Pannalal Ghosh moves in a perfectly flat way, very sure of his ground, each step taken with care, prepared by long, long practice. You cannot find a single flaw. You cannot find a single flaw in Sachdeva either, but he does not move on flat ground. He is a bird of the hills, flying high and low; a bird still wild, not yet tamed, but so perfect. Pannalal Ghosh seems to be very far away; something of the head, a technician really. But Sachdeva is a genius, a real artist. Innovators are very rare, and he is one of them. Particularly in a small field like the flute, he has innovated so much that for generations nobody is going to defeat him, to break his record.
You can also see that although I never liked the man I am very fair and just, as far as his flute is concerned. And what does the man have to do with his flute? Neither he liked me nor did I like him. I disliked him so much that when he next came to see Baba, and inevitably Baba told him to touch my feet, I sat in the lotus posture, covering my feet with my robe.
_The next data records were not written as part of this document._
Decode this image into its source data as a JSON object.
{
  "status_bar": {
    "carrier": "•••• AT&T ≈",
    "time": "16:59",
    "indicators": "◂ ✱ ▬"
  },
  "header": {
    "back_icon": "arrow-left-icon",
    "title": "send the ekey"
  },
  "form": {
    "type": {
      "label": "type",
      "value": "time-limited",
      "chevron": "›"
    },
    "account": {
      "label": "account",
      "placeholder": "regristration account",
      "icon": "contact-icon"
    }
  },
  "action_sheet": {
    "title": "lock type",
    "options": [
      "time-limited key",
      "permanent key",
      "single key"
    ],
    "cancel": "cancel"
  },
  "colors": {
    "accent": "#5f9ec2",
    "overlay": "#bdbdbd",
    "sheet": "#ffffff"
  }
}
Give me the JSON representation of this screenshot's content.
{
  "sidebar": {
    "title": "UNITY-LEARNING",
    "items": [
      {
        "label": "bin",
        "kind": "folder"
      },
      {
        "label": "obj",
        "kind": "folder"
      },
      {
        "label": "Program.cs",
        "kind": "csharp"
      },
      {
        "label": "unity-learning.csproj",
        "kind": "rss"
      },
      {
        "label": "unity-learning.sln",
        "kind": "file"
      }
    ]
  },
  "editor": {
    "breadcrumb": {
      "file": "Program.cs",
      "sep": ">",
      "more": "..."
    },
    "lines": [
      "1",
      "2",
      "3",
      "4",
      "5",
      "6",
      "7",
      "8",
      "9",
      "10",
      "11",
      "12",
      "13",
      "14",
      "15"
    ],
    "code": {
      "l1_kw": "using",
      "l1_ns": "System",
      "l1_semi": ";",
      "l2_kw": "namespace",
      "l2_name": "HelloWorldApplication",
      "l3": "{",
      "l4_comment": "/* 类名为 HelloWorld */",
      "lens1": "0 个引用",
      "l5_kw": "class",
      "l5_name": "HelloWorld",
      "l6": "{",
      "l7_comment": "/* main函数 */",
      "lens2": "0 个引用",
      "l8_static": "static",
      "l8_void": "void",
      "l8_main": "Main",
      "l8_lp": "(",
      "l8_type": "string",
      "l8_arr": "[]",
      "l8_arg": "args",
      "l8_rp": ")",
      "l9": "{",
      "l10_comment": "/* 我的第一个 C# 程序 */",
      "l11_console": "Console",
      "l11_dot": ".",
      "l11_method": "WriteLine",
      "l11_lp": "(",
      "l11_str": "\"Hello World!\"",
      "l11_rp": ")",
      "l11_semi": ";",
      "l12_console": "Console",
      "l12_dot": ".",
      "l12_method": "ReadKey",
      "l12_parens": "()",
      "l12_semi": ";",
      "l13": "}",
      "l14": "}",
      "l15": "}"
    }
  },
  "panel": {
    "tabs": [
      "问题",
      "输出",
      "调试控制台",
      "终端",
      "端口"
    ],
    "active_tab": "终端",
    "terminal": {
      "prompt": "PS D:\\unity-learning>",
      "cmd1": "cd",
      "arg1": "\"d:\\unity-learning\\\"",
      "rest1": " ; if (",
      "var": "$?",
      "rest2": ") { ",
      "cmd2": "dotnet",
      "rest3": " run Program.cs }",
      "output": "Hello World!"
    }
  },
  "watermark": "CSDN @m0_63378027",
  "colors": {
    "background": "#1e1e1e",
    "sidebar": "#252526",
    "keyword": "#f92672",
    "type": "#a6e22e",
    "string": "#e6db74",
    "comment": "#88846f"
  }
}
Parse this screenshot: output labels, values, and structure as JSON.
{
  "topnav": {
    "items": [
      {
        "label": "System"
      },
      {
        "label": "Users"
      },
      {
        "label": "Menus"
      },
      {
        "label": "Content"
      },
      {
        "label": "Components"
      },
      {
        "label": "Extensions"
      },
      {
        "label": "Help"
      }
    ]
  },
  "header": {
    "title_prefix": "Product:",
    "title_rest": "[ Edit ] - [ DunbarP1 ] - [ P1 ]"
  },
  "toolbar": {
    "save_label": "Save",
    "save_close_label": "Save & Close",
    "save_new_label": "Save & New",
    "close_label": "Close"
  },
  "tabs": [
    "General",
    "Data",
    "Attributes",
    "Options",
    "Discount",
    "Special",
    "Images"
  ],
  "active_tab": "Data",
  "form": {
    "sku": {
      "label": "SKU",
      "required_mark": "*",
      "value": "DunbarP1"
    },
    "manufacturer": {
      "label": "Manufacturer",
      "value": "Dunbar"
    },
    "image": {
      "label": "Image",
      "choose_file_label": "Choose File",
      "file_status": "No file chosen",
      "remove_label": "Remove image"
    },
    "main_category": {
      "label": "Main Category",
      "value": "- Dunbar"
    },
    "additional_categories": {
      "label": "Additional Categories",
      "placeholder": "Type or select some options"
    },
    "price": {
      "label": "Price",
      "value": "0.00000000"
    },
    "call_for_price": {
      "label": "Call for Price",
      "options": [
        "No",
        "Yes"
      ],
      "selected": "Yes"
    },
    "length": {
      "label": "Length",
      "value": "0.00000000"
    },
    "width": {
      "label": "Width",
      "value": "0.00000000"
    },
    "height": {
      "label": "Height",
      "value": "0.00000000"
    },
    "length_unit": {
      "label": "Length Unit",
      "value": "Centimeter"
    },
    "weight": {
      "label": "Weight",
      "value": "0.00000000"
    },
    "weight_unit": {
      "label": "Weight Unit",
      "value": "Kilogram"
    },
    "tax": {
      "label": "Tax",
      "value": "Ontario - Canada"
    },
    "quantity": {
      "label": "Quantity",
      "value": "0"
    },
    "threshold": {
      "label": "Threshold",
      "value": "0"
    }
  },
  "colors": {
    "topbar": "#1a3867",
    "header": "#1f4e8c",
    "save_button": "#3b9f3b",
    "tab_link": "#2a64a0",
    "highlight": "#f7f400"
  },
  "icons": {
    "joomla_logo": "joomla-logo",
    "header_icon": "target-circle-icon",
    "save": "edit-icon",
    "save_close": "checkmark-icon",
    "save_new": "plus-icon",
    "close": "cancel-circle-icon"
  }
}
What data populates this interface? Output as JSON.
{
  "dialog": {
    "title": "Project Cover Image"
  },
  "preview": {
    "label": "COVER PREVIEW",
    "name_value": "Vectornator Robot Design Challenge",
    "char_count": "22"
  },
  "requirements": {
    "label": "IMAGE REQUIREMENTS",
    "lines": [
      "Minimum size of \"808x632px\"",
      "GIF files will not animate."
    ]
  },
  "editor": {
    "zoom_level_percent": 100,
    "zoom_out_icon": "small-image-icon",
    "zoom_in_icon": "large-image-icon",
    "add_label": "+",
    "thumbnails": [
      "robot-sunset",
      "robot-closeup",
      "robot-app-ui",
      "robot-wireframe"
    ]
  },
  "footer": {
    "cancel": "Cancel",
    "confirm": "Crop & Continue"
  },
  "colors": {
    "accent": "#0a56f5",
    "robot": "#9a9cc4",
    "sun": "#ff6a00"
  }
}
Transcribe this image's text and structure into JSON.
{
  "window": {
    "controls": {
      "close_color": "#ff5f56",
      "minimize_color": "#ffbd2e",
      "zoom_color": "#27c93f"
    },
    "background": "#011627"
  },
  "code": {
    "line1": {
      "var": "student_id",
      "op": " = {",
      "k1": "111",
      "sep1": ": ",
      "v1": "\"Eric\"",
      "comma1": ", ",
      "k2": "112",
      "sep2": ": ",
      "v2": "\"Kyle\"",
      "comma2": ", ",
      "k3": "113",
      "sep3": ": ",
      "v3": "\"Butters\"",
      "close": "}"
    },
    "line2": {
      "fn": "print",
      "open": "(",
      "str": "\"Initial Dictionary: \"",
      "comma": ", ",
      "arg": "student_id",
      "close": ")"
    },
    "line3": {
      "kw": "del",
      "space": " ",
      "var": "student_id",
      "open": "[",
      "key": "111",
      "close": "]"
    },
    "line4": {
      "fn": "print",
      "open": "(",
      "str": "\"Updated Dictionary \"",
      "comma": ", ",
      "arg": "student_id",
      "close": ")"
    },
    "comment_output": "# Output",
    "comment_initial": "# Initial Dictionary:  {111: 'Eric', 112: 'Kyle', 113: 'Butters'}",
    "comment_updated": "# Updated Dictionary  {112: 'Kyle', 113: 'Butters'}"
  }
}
Baba said, “Where did you practice the lotus posture? Today you are behaving like a great yogi.” He then asked, “Where did you learn yoga?”
I said, “I had to learn it for all these creeping creatures, snakes and reptiles et cetera. For example, this man…I love his flute, but his flute is a totally different thing from his whole being. I don’t want to be touched by him, and I knew you would say what you just said. Please tell me to touch his feet; that would be far easier.”
Now I can explain to you something without which what I said will not be understood. When you touch the feet of somebody, you are pouring yourself, energywise, at his feet. It is an offering of whatsoever you are. Unless you are really worthy it would be better if you could be prevented from doing it. I could have touched his feet without any trouble. I could have poured whatsoever I had onto his feet. You can throw a flower on a rock, but don’t throw a rock on the flower.
Baba said, “I understand, but he too has to be changed.”